In general, the increase in register use from the use of the ABI should be minor (often just one register). Prior to CUDA 4.0 there were still a few rough edges regarding the use of the ABI which in some cases drove up the register usage significantly. Best I know, all known issues of this nature were fixed for CUDA 4.0 at the latest.
As has been pointed out above, one should expect to see differences in register usage based on host platform and GPU architecture.
The sm_2x architecture made various changes compared to the sm_1x architecture that tend to increase the use of general purpose registers. In particular it is more of a strict load-store architecture, and it removed separate address registers. Also, with sm_2x IEEE-compliant single-precision division and square root became the default implementations. The subroutines that implement this functionality require additional registers over the approximate implementations used on sm_1x architecture GPUs.
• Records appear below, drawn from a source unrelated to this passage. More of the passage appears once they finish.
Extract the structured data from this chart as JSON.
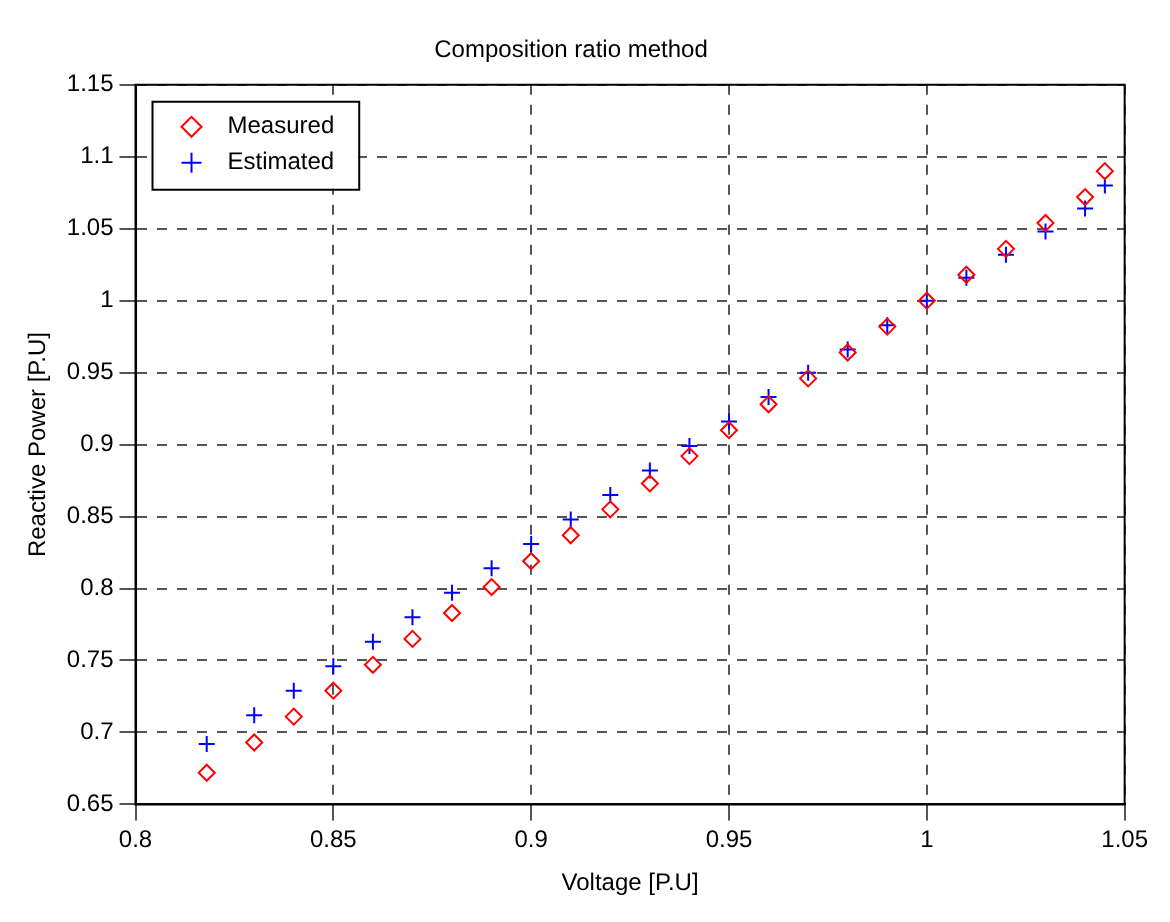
{
  "chart_data": {
    "type": "scatter",
    "title": "Composition ratio method",
    "xlabel": "Voltage [P.U]",
    "ylabel": "Reactive Power [P.U]",
    "x": [
      0.818,
      0.83,
      0.84,
      0.85,
      0.86,
      0.87,
      0.88,
      0.89,
      0.9,
      0.91,
      0.92,
      0.93,
      0.94,
      0.95,
      0.96,
      0.97,
      0.98,
      0.99,
      1.0,
      1.01,
      1.02,
      1.03,
      1.04,
      1.045
    ],
    "series": [
      {
        "name": "Measured",
        "color": "#ff0000",
        "marker": "diamond",
        "values": [
          0.672,
          0.693,
          0.711,
          0.729,
          0.747,
          0.765,
          0.783,
          0.801,
          0.819,
          0.837,
          0.855,
          0.873,
          0.892,
          0.91,
          0.928,
          0.946,
          0.964,
          0.982,
          1.0,
          1.018,
          1.036,
          1.054,
          1.072,
          1.09
        ]
      },
      {
        "name": "Estimated",
        "color": "#0000ff",
        "marker": "cross",
        "values": [
          0.692,
          0.712,
          0.729,
          0.746,
          0.763,
          0.78,
          0.797,
          0.814,
          0.831,
          0.848,
          0.865,
          0.882,
          0.899,
          0.916,
          0.933,
          0.95,
          0.966,
          0.983,
          1.0,
          1.016,
          1.032,
          1.048,
          1.064,
          1.08
        ]
      }
    ],
    "xlim": [
      0.8,
      1.05
    ],
    "xticks": [
      0.8,
      0.85,
      0.9,
      0.95,
      1,
      1.05
    ],
    "ylim": [
      0.65,
      1.15
    ],
    "yticks": [
      0.65,
      0.7,
      0.75,
      0.8,
      0.85,
      0.9,
      0.95,
      1,
      1.05,
      1.1,
      1.15
    ],
    "grid": true,
    "legend": "top left"
  }
}
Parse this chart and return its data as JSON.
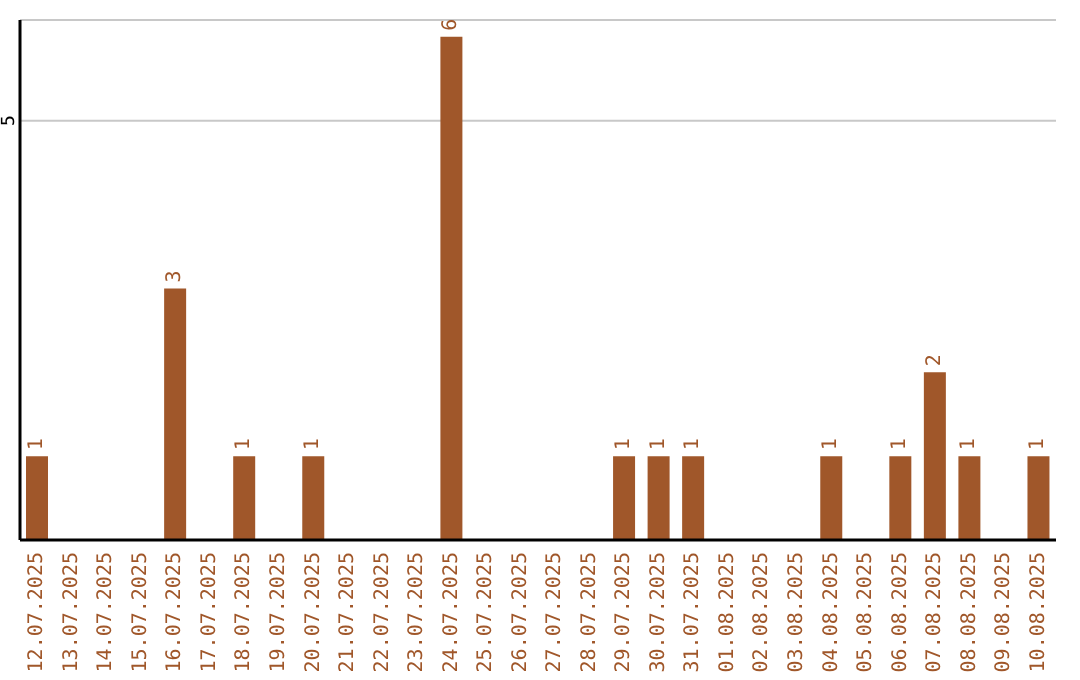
{
  "chart_data": {
    "type": "bar",
    "categories": [
      "12.07.2025",
      "13.07.2025",
      "14.07.2025",
      "15.07.2025",
      "16.07.2025",
      "17.07.2025",
      "18.07.2025",
      "19.07.2025",
      "20.07.2025",
      "21.07.2025",
      "22.07.2025",
      "23.07.2025",
      "24.07.2025",
      "25.07.2025",
      "26.07.2025",
      "27.07.2025",
      "28.07.2025",
      "29.07.2025",
      "30.07.2025",
      "31.07.2025",
      "01.08.2025",
      "02.08.2025",
      "03.08.2025",
      "04.08.2025",
      "05.08.2025",
      "06.08.2025",
      "07.08.2025",
      "08.08.2025",
      "09.08.2025",
      "10.08.2025"
    ],
    "values": [
      1,
      0,
      0,
      0,
      3,
      0,
      1,
      0,
      1,
      0,
      0,
      0,
      6,
      0,
      0,
      0,
      0,
      1,
      1,
      1,
      0,
      0,
      0,
      1,
      0,
      1,
      2,
      1,
      0,
      1
    ],
    "value_labels": [
      "1",
      null,
      null,
      null,
      "3",
      null,
      "1",
      null,
      "1",
      null,
      null,
      null,
      "6",
      null,
      null,
      null,
      null,
      "1",
      "1",
      "1",
      null,
      null,
      null,
      "1",
      null,
      "1",
      "2",
      "1",
      null,
      "1"
    ],
    "color": "#a0572a",
    "ylim": [
      0,
      6.2
    ],
    "yticks": [
      5
    ],
    "grid": "y",
    "legend": false
  }
}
Note that programmers can opt out of the IEEE-compliant single-precision division and square root by use of the compiler switches -prec-div=false, -prec_sqrt=false.
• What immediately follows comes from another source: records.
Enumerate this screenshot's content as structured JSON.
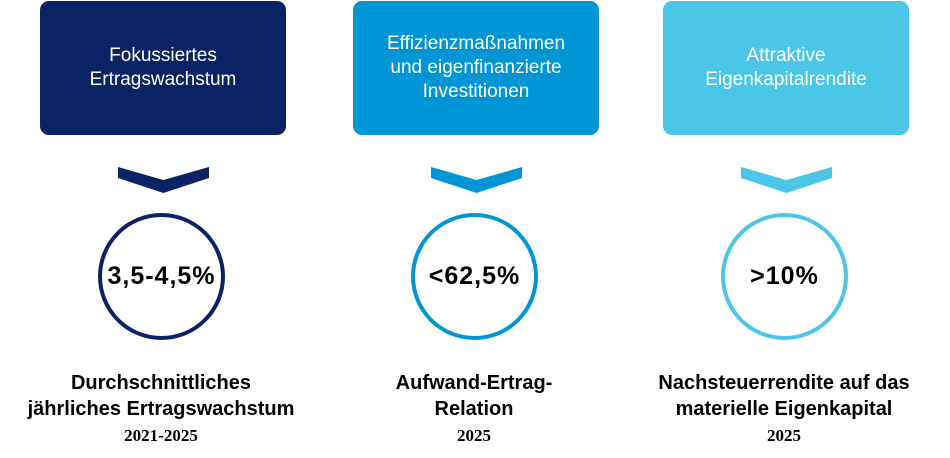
{
  "columns": [
    {
      "box_text": "Fokussiertes\nErtragswachstum",
      "color": "#0b2265",
      "value": "3,5-4,5%",
      "label": "Durchschnittliches\njährliches Ertragswachstum",
      "year": "2021-2025"
    },
    {
      "box_text": "Effizienzmaßnahmen\nund eigenfinanzierte\nInvestitionen",
      "color": "#0096d6",
      "value": "<62,5%",
      "label": "Aufwand-Ertrag-\nRelation",
      "year": "2025"
    },
    {
      "box_text": "Attraktive\nEigenkapitalrendite",
      "color": "#4cc6e6",
      "value": ">10%",
      "label": "Nachsteuerrendite auf das\nmaterielle Eigenkapital",
      "year": "2025"
    }
  ]
}
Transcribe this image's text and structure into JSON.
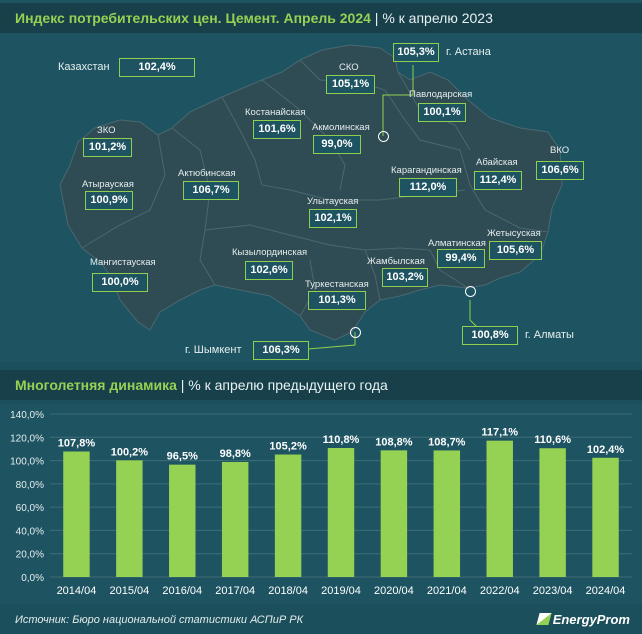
{
  "map_header": {
    "title": "Индекс потребительских цен. Цемент. Апрель 2024",
    "subtitle": "| % к апрелю 2023"
  },
  "kazakhstan": {
    "name": "Казахстан",
    "value": "102,4%"
  },
  "regions": [
    {
      "key": "ko",
      "name": "СКО",
      "value": "105,1%"
    },
    {
      "key": "pav",
      "name": "Павлодарская",
      "value": "100,1%"
    },
    {
      "key": "kos",
      "name": "Костанайская",
      "value": "101,6%"
    },
    {
      "key": "akm",
      "name": "Акмолинская",
      "value": "99,0%"
    },
    {
      "key": "zko",
      "name": "ЗКО",
      "value": "101,2%"
    },
    {
      "key": "vko",
      "name": "ВКО",
      "value": "106,6%"
    },
    {
      "key": "aba",
      "name": "Абайская",
      "value": "112,4%"
    },
    {
      "key": "akt",
      "name": "Актюбинская",
      "value": "106,7%"
    },
    {
      "key": "kar",
      "name": "Карагандинская",
      "value": "112,0%"
    },
    {
      "key": "aty",
      "name": "Атырауская",
      "value": "100,9%"
    },
    {
      "key": "uly",
      "name": "Улытауская",
      "value": "102,1%"
    },
    {
      "key": "zhe",
      "name": "Жетысуская",
      "value": "105,6%"
    },
    {
      "key": "alm",
      "name": "Алматинская",
      "value": "99,4%"
    },
    {
      "key": "kyz",
      "name": "Кызылординская",
      "value": "102,6%"
    },
    {
      "key": "man",
      "name": "Мангистауская",
      "value": "100,0%"
    },
    {
      "key": "zha",
      "name": "Жамбылская",
      "value": "103,2%"
    },
    {
      "key": "tur",
      "name": "Туркестанская",
      "value": "101,3%"
    }
  ],
  "cities": [
    {
      "key": "astana",
      "name": "г. Астана",
      "value": "105,3%"
    },
    {
      "key": "almaty",
      "name": "г. Алматы",
      "value": "100,8%"
    },
    {
      "key": "shymkent",
      "name": "г. Шымкент",
      "value": "106,3%"
    }
  ],
  "chart_header": {
    "title": "Многолетняя динамика",
    "subtitle": "| % к апрелю предыдущего года"
  },
  "chart_data": {
    "type": "bar",
    "categories": [
      "2014/04",
      "2015/04",
      "2016/04",
      "2017/04",
      "2018/04",
      "2019/04",
      "2020/04",
      "2021/04",
      "2022/04",
      "2023/04",
      "2024/04"
    ],
    "values": [
      107.8,
      100.2,
      96.5,
      98.8,
      105.2,
      110.8,
      108.8,
      108.7,
      117.1,
      110.6,
      102.4
    ],
    "labels": [
      "107,8%",
      "100,2%",
      "96,5%",
      "98,8%",
      "105,2%",
      "110,8%",
      "108,8%",
      "108,7%",
      "117,1%",
      "110,6%",
      "102,4%"
    ],
    "yticks": [
      "0,0%",
      "20,0%",
      "40,0%",
      "60,0%",
      "80,0%",
      "100,0%",
      "120,0%",
      "140,0%"
    ],
    "ylim": [
      0,
      140
    ],
    "grid": true,
    "bar_color": "#95d152"
  },
  "footer": {
    "source": "Источник: Бюро национальной статистики АСПиР РК",
    "brand": "EnergyProm"
  },
  "colors": {
    "background": "#1b4f5c",
    "accent": "#95d152",
    "map_fill": "#2f4b54",
    "header_bar": "#17404b"
  }
}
In terms of host platform, it has always been the case that on 64-bit host platforms both the host and the device side code use 64-bit pointers, and both use 64-bit “long” on host platforms where “long” is a 64-bit type. This provides storage consisteny across the host-device boundary, which is useful for passing structs, for example. Consequently, more registers may be required for device code when the build target is a 64-bit platform, compared to the equivalent 32-bit platform. For sm_1x devices, the compiler applies various optimizations based on the fact that no sm_1x GPU provides more than 4GB of storage, keeping the increase in register use between 32-bit and 64-bit platforms to a minimum. Since there are sm_2x devices with more than 4GB of memory, most of these optimizations are no longer applicable on sm_2x device. On a 64-bit platform code compiled for sm_2x therefore tends to use more registers then the same code built for sm_1x. The increase in register usage can be significant if many pointers are used in the code.